The task was simple:
1. Find/make and upload a photo of an origami paper crane
2. Upload that photo along with a message of support to the Facebook page “Paper Cranes for Japan.”
3. Mail your paper cranes to Students Rebuild to trigger $2 for each crane. The goal? 100,000 cranes received will raise $200,000 to support Architecture for Humanity’s plan to support the rebuilding efforts of Japanese architects.
Why cranes? Cranes are sacred creatures in Japanese culture. According to ancient legend, anyone who folds a thousand origami cranes will be granted a wish—like long life or recovery from illness—by a crane.

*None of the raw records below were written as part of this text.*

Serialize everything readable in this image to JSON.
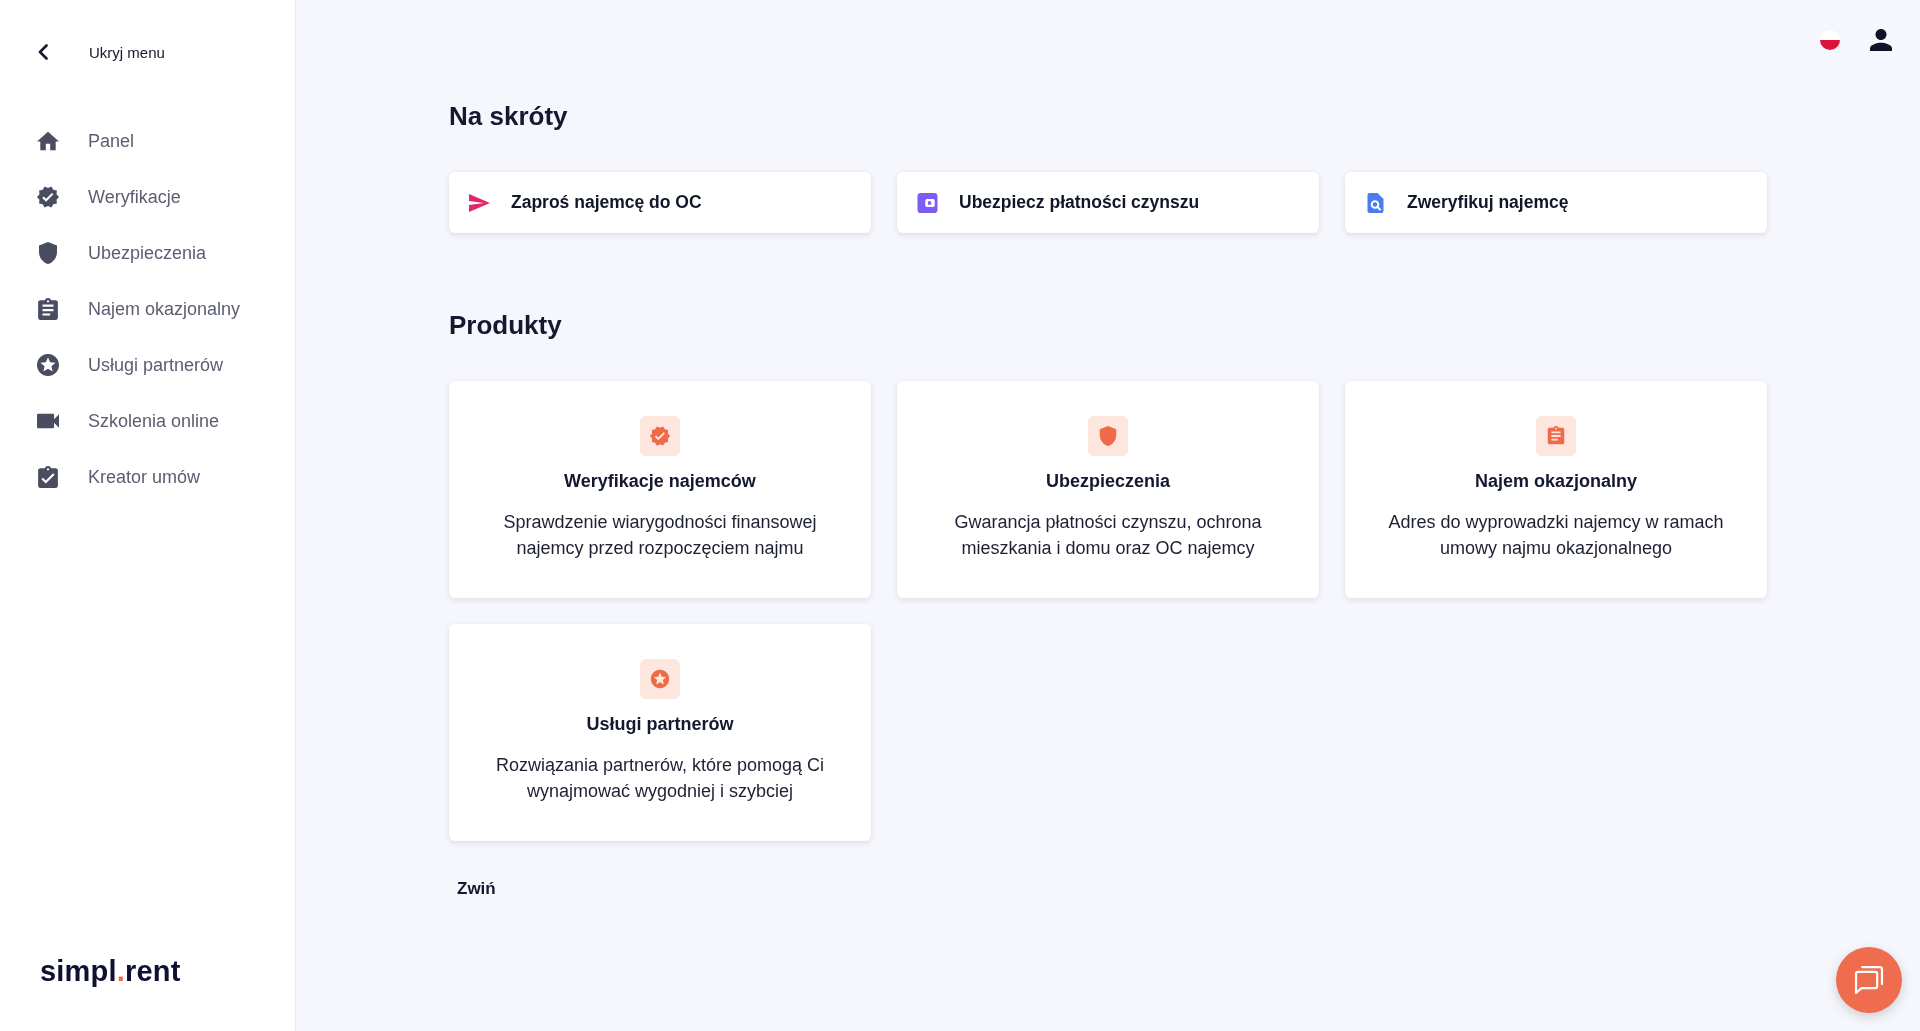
{
  "sidebar": {
    "toggle": "Ukryj menu",
    "items": [
      {
        "label": "Panel",
        "kind": "home"
      },
      {
        "label": "Weryfikacje",
        "kind": "verified"
      },
      {
        "label": "Ubezpieczenia",
        "kind": "shield"
      },
      {
        "label": "Najem okazjonalny",
        "kind": "clipboard"
      },
      {
        "label": "Usługi partnerów",
        "kind": "star"
      },
      {
        "label": "Szkolenia online",
        "kind": "video"
      },
      {
        "label": "Kreator umów",
        "kind": "checklist"
      }
    ],
    "logo": [
      {
        "text": "simpl",
        "accent": false
      },
      {
        "text": ".",
        "accent": true
      },
      {
        "text": "rent",
        "accent": false
      }
    ]
  },
  "shortcuts": {
    "title": "Na skróty",
    "items": [
      {
        "label": "Zaproś najemcę do OC",
        "kind": "send"
      },
      {
        "label": "Ubezpiecz płatności czynszu",
        "kind": "wallet"
      },
      {
        "label": "Zweryfikuj najemcę",
        "kind": "search"
      }
    ]
  },
  "products": {
    "title": "Produkty",
    "items": [
      {
        "title": "Weryfikacje najemców",
        "description": "Sprawdzenie wiarygodności finansowej najemcy przed rozpoczęciem najmu",
        "kind": "verified"
      },
      {
        "title": "Ubezpieczenia",
        "description": "Gwarancja płatności czynszu, ochrona mieszkania i domu oraz OC najemcy",
        "kind": "shield"
      },
      {
        "title": "Najem okazjonalny",
        "description": "Adres do wyprowadzki najemcy w ramach umowy najmu okazjonalnego",
        "kind": "clipboard"
      },
      {
        "title": "Usługi partnerów",
        "description": "Rozwiązania partnerów, które pomogą Ci wynajmować wygodniej i szybciej",
        "kind": "star"
      }
    ],
    "collapse": "Zwiń"
  }
}
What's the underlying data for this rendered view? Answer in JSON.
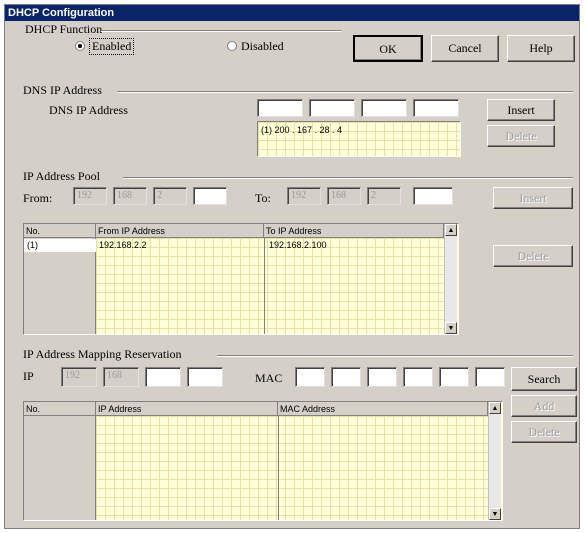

Robinson Rangers met the task and set forth to learn about Japan, their art and their culture. Students were inspired to send hundreds of cranes for Japan and in the process learned how they can make a difference. Fourth grade students were so inspired that the project started showing up in their language arts classes in the form of Poetry for Japan!
The entire school was involved in the Paper Cranes for Japan and the experience had a huge impact both on the student's understanding of world events, the understanding of how students can make a difference in the world, and gaining a global understanding of other cultures.
Today a video was shared that encapsulated the diverse use and places the cranes have gone in the last year. Take a moment to travel with our Paper Cranes for Japan: The Journey of Two Million Cranes.
I am so proud of my students for their efforts last year in this project and hope they will continued to make a difference in the world one fold at a time!
Today March 14,2012 Google has an origami inspired doodle: A doodle ode to origami master Akira Yoshizawa.